Pour la Fille, ça avait été plus compliqué. Elle avait hurlé, giflé leur Créateur, renversé tous ses vêtements et ses cosmétiques sur le sol, provoqué un bazar pas possible. Le Patron devait avouer qu'il avait été impressionné par son cran. Mais ça n'avait pas suffi. Mathieu était devenu très pâle et avait sifflé entre ses dents : « Dégage. » Et en un battement de cils, elle avait disparu, ne laissant derrière elle que sa perruque bon marché. Mathieu avait tourné les talons et avait quitté la maison sans un mot. Pour se consoler avec de la mauvaise bière, sûrement.

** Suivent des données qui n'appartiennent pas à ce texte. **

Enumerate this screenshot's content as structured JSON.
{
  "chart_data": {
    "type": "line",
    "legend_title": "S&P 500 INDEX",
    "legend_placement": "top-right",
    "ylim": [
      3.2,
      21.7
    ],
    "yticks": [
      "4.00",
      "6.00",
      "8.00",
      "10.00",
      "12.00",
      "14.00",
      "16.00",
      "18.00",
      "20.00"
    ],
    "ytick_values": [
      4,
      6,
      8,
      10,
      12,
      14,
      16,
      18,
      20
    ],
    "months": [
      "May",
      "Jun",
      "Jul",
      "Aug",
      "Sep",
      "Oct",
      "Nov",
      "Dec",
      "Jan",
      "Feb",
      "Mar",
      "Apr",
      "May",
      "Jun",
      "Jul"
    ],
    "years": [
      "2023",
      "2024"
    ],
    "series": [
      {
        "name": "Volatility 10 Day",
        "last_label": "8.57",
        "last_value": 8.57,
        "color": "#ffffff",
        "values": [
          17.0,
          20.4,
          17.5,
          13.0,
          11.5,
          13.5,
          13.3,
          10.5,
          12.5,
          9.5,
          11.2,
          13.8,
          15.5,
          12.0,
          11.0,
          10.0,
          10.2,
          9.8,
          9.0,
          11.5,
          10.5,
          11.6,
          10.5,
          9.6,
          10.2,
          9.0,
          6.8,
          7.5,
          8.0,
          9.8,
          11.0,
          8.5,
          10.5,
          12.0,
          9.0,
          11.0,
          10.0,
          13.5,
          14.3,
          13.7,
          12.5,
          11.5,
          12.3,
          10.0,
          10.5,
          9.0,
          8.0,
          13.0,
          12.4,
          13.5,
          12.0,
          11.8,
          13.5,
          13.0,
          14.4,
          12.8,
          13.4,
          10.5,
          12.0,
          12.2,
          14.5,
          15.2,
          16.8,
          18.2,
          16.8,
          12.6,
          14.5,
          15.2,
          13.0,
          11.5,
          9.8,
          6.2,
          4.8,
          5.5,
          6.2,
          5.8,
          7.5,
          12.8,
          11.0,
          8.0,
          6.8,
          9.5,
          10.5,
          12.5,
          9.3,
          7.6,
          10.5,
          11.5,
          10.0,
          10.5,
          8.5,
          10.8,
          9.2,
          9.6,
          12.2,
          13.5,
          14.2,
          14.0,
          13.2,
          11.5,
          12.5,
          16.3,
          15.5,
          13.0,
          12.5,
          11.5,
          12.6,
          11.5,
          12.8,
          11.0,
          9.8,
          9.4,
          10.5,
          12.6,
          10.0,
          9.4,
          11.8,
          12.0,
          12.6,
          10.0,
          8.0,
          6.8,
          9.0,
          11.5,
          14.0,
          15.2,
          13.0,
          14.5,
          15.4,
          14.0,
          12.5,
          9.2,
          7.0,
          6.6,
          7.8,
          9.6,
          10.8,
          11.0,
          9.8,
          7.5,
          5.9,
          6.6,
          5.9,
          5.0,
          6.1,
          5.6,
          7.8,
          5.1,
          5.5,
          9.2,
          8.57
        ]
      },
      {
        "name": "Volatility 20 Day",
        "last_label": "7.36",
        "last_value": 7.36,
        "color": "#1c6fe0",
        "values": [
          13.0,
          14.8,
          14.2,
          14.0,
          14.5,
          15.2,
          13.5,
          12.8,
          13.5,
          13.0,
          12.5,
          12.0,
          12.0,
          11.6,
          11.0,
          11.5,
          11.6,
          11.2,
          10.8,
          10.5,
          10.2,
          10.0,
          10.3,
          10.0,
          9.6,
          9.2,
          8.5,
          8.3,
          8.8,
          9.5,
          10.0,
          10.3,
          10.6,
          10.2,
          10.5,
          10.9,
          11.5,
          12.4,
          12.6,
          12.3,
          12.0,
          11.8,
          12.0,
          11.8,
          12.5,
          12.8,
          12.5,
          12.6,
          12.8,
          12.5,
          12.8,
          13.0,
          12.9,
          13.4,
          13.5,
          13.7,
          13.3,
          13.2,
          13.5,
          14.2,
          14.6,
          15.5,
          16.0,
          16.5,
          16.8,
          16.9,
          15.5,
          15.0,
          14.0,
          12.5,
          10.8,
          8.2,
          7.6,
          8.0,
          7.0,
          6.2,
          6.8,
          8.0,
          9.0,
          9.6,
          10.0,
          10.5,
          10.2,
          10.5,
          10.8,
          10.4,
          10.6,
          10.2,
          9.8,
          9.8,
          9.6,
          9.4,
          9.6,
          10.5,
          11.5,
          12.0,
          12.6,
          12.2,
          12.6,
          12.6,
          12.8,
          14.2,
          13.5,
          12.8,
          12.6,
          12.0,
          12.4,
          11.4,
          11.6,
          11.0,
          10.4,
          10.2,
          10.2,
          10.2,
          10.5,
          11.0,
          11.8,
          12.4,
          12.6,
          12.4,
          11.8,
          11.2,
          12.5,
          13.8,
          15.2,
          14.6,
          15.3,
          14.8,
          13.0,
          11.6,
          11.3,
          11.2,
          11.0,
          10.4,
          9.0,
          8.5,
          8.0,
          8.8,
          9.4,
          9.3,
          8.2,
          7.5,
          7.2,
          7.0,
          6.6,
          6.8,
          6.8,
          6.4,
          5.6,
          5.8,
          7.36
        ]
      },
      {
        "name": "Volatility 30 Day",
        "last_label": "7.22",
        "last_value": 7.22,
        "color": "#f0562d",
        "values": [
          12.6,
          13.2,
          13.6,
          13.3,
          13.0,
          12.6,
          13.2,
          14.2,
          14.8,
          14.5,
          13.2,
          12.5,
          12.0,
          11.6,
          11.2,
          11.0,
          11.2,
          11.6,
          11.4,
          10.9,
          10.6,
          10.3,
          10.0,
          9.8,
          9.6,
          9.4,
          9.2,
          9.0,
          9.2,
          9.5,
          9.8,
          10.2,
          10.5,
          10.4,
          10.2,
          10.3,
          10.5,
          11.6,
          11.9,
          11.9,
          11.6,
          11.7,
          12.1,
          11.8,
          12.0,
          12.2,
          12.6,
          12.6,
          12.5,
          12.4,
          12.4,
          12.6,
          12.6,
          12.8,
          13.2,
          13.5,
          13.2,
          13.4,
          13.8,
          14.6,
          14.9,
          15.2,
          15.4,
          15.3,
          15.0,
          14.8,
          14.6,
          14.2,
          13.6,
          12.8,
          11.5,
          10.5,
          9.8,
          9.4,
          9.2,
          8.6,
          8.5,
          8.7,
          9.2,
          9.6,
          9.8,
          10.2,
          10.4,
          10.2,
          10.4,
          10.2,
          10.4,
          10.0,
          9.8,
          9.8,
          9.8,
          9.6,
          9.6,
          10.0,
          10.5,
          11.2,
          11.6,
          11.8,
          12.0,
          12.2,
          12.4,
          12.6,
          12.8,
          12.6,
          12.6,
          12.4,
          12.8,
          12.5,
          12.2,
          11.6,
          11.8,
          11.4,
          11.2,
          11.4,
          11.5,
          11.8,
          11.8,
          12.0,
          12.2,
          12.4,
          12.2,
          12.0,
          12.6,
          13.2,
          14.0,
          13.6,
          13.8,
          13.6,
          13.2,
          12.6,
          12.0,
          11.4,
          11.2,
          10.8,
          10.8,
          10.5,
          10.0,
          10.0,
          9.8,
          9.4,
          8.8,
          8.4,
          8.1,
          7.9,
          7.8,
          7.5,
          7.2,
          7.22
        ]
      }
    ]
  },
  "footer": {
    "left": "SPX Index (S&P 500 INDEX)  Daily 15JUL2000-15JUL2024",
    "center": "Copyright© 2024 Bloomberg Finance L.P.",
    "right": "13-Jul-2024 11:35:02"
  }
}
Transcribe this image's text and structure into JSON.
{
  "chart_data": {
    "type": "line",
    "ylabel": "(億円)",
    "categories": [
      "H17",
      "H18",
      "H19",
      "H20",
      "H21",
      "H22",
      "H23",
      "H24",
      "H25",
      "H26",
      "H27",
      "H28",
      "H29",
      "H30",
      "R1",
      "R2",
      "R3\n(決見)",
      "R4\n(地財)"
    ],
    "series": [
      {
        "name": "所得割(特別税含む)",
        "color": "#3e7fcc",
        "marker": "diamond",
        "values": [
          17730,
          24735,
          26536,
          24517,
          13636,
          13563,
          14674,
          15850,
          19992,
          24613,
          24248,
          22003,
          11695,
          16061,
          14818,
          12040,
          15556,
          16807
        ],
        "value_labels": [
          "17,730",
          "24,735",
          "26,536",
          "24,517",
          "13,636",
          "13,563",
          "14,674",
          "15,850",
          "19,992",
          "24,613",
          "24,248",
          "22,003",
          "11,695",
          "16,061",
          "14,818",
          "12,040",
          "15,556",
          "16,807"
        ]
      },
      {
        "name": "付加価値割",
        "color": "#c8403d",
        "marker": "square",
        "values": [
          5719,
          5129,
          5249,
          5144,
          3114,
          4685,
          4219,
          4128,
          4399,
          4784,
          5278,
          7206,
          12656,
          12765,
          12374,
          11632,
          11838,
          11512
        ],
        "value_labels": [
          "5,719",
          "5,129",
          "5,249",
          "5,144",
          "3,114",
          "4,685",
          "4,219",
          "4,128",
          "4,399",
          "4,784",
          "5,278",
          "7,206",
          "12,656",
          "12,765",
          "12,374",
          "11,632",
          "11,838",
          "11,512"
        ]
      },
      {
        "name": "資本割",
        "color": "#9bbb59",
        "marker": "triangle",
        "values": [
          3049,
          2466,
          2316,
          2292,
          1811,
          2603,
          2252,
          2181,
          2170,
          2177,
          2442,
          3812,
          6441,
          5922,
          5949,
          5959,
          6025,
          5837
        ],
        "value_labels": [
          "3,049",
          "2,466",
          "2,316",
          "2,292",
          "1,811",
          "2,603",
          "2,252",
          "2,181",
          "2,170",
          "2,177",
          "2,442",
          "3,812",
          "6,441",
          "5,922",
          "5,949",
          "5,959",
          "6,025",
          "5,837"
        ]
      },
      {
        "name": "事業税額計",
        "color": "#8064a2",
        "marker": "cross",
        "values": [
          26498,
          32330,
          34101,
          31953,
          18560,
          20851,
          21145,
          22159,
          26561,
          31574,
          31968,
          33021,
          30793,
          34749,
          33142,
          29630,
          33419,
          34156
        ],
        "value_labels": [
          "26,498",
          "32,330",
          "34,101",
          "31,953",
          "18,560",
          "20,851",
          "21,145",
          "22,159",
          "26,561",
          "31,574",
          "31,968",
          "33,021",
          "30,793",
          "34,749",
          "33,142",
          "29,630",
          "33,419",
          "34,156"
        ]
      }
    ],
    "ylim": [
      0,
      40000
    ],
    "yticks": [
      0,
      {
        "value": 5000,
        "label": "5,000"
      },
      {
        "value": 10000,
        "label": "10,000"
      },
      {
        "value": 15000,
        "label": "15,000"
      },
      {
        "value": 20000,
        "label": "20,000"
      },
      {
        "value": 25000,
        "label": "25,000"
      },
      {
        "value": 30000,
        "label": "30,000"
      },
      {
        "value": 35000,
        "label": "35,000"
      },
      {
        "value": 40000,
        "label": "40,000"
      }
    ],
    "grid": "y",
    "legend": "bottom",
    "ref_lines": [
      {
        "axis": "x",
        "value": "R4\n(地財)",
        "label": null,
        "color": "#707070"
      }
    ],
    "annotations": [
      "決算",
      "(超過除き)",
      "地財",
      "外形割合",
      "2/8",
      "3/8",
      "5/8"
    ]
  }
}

Mais que ça soit pour l'un ou pour l'autre, le présentateur de l'émission n'avait plus jamais mentionné leurs noms, ou même leurs existences, masquant leurs morts – car c'est ainsi que les autres le ressentaient – sous un voile d'indifférence, semblant défier quiconque de les évoquer à nouveau.

Et voilà que le Geek, le gamin, venait de briser le tabou.

« Il va nous tuer à la fin, pas vrai ? »

Le Patron se mordit les lèvres. Et ce fut à ce moment précis qu'il prit sa décision.

« Bien sûr que non, il te tuera pas. Tu crois que je le laisserais faire ? »

Le Geek sourit, soulagé, naïvement rassuré par son aîné et l'enlaça. Ce dernier, de manière surprenante, se laissa faire sans ajouter une seule remarque perverse et sourit.

Peu importait qu'ils n'existent pas vraiment. Peu importait qu'ils soient destinés à disparaître un jour, selon les humeurs de leur Créateur. Peu importait que Mathieu ne les considère jamais vraiment comme réels. Pour l'instant, ils étaient vivants et le Geek le serrait dans ses bras.

C'était assez réel pour lui.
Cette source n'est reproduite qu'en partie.